Si fa male in estate Emerson.

Perderà mezzo torneo. Batistuta si scatena. Ha la doppietta facile. E comincia a sparare all’Olimpico e fuori. Ha il 18 sulle spalle. Gli hanno premesso il 9, Montella se lo tiene stretto. E comincia la sfida al nuovo centravanti e a Capello, l’apice alla penultima giornata quando prima di entrare in campo a fine partita lanciò una bottiglietta d’acqua all’allenatore. La rivalità nello spogliatoio sarà la chiave del trionfo. Anche perché il terzo attaccante titolare, con il Re Leone e Totti, è Delvecchio, il pupillo del tecnico che lo ritiene preziosissimo. Sta largo e permette alla Roma di cambiare il sistema di gioco in partita. Capello si difende con quattro giocatori, si attacca lasciandone poi tre a proteggere Antonioli. Bastano e avanzano Zebina, Samuel e Zago. Cafu fa l’ala, Delvecchio pure, alle sue spalle sbuca sempre Candela. A correre pensa Tommasi. Zanetti è il vice Emerson: in regia è più svelto di quanto si possa pensare. Davanti Batigol e Totti si dedicano al tiro a bersaglio.

DOPPIA RIMONTA

L’acquisto di Batistuta ha indirizzato la stagione. Altre tappe hanno poi certificato la supremazia giallorossa. La doppietta del Re Leone al Tardini, con Emerson finalmente a disposizione, per vincere in rimonta contro il Parma, non quello di oggi che comunque riavrà, anche in B, Buffon in porta. La giornata della vittoria sarà però la numero 29. Dopo ne mancheranno solo cinque e Capello riuscirà a conservare il vantaggio che è comunque di sicurezza. Il 6 maggio a Torino è come se ci fosse in palio lo scudetto. Al Delle Alpi, quello che non è mai piaciuto all’Avvocato, freddo e distante dal centro città, e che oggi è l’Allianz Stadium. La Roma, la settimana precedente, è stata raggiunta dalla Lazio nel derby, pur partendo da 2 reti di vantaggio, con Batistuta e Delvecchio, prima di quelle di Nedved e Castroman in extremis. Con la Juventus accade l’esatto contrario. Uno-due dei bianconeri appena entrati in campo: Del Piero e Zidane. All’intervallo i giallorossi, rischiando la goleada, arrivano sotto di 2 gol.

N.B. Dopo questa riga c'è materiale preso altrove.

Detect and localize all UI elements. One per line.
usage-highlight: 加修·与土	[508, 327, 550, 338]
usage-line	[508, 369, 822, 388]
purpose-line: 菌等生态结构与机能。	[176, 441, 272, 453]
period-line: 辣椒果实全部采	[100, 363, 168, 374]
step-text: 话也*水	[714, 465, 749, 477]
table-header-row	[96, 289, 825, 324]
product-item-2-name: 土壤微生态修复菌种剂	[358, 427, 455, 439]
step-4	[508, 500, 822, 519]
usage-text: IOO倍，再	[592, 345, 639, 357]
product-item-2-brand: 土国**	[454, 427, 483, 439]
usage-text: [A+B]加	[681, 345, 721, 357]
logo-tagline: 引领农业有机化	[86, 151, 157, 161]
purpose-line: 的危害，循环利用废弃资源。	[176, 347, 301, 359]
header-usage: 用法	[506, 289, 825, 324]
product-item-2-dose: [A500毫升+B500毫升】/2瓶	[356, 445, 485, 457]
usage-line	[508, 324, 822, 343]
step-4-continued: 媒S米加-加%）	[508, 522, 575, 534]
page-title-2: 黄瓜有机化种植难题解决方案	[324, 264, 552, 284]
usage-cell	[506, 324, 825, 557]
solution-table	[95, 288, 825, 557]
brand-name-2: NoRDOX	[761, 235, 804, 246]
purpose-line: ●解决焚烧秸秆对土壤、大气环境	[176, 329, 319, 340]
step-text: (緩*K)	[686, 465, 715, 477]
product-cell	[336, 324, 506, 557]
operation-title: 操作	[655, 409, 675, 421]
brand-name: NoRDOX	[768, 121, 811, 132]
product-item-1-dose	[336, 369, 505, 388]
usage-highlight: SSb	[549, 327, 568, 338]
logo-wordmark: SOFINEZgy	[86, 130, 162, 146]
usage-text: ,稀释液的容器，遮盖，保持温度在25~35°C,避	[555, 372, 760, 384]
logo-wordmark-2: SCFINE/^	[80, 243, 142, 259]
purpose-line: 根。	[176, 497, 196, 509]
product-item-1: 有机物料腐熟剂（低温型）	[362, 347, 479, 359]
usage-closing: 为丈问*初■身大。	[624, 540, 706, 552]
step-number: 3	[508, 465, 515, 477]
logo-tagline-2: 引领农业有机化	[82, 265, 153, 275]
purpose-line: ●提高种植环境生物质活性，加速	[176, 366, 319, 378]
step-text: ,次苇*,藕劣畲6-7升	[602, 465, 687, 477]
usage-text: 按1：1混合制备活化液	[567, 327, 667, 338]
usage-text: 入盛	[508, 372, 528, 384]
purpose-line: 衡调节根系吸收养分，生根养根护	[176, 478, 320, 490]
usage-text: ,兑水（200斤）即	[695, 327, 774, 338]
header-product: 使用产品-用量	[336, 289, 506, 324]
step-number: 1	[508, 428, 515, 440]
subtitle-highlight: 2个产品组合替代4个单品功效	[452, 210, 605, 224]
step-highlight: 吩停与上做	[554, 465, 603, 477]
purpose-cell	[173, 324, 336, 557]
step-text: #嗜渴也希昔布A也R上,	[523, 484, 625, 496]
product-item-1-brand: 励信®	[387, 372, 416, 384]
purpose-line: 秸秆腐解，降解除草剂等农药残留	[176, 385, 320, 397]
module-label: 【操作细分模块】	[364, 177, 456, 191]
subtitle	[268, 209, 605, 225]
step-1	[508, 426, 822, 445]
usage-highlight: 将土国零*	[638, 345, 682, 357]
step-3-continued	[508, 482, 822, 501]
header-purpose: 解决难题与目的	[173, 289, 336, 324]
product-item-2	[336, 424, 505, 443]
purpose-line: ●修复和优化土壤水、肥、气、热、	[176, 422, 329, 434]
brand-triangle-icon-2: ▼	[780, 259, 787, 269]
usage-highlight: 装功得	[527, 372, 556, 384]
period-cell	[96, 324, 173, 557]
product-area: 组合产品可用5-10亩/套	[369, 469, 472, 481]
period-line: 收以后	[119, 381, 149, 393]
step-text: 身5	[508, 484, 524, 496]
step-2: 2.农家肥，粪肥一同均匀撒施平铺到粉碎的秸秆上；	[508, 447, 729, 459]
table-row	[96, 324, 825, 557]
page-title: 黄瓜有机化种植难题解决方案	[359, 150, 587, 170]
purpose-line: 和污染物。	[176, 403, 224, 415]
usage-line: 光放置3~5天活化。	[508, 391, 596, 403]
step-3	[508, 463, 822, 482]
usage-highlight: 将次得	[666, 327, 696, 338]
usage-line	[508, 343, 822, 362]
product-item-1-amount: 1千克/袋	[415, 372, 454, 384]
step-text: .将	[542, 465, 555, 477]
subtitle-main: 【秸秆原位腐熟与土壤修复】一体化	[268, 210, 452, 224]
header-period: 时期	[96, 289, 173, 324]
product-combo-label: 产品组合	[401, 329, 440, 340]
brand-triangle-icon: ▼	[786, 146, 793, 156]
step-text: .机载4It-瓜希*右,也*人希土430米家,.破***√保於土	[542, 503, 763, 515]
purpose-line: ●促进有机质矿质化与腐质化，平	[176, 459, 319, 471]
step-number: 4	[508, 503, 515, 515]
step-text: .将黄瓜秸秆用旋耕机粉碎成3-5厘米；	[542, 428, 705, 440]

Proprio Ancelotti, l’ex romanista caduto l’anno prima nel duello con la Lazio e scivolato sul più bello sotto il diluvio di Perugia, si sta mettendo di traverso nella volata. Capello, però, interviene per cambiare la storia del match inserendo subito Montella per Delvecchio e dopo un’ora Nakata per Totti. Fuori due titolari, decisivi fino a quel momento nella corsa scudetto. La prima rete è proprio del giapponese, l’altra in acrobazia, dopo respinta difettosa di van der Sar, dell’Aeroplanino. Così restano 5 i punti di vantaggio, a 5 giornate dal traguardo, sulla Lazio campione d’Italia e 6 sulla Juventus che poi arriverà seconda.

SVOLTA FUORI CAMPO

Il 2-2 è meritato. E avvicina la Roma al titolo. Il risultato, però, non è tutto. Il dg bianconero Moggi iniziò a protestare già la sera del 4 maggio, cioè due giorni prima dello scontro diretto. Non accettò la decisione della Corte Federale di cambiare in corsa la norma sugli extracomunitari. Accolta, anche a sorpresa perché sul finire del torneo, la richiesta di tre big: il Milan, l’Inter e soprattutto la Lazio. Che indirettamente agevolò proprio la Roma. Fino a quel momento, tesserabili 5 extracomunitari e utilizzabili 3. La Roma a Torino ha avuto la possibilità di schierare subito i suoi 5. Le sostituzioni pesano sul verdetto, facendo infuriare la dirigenza della Juve. Con Nakata, cambio per Totti, quella notte entrò pure Assunçao per Zanetti. La rosa di Capello dimostrò a quel punto di essere la migliore in quella stagione. La coincidenza curiosa nelle puntate conclusive: Braschi della sezione di Prato, l’arbitro dei tre match scudetto. Nel derby, a Torino con la Juve e per la festa all’Olimpico con il Parma. Il 17 giugno segnarono Totti, Montella e Batistuta. A firmare il copione, Capello.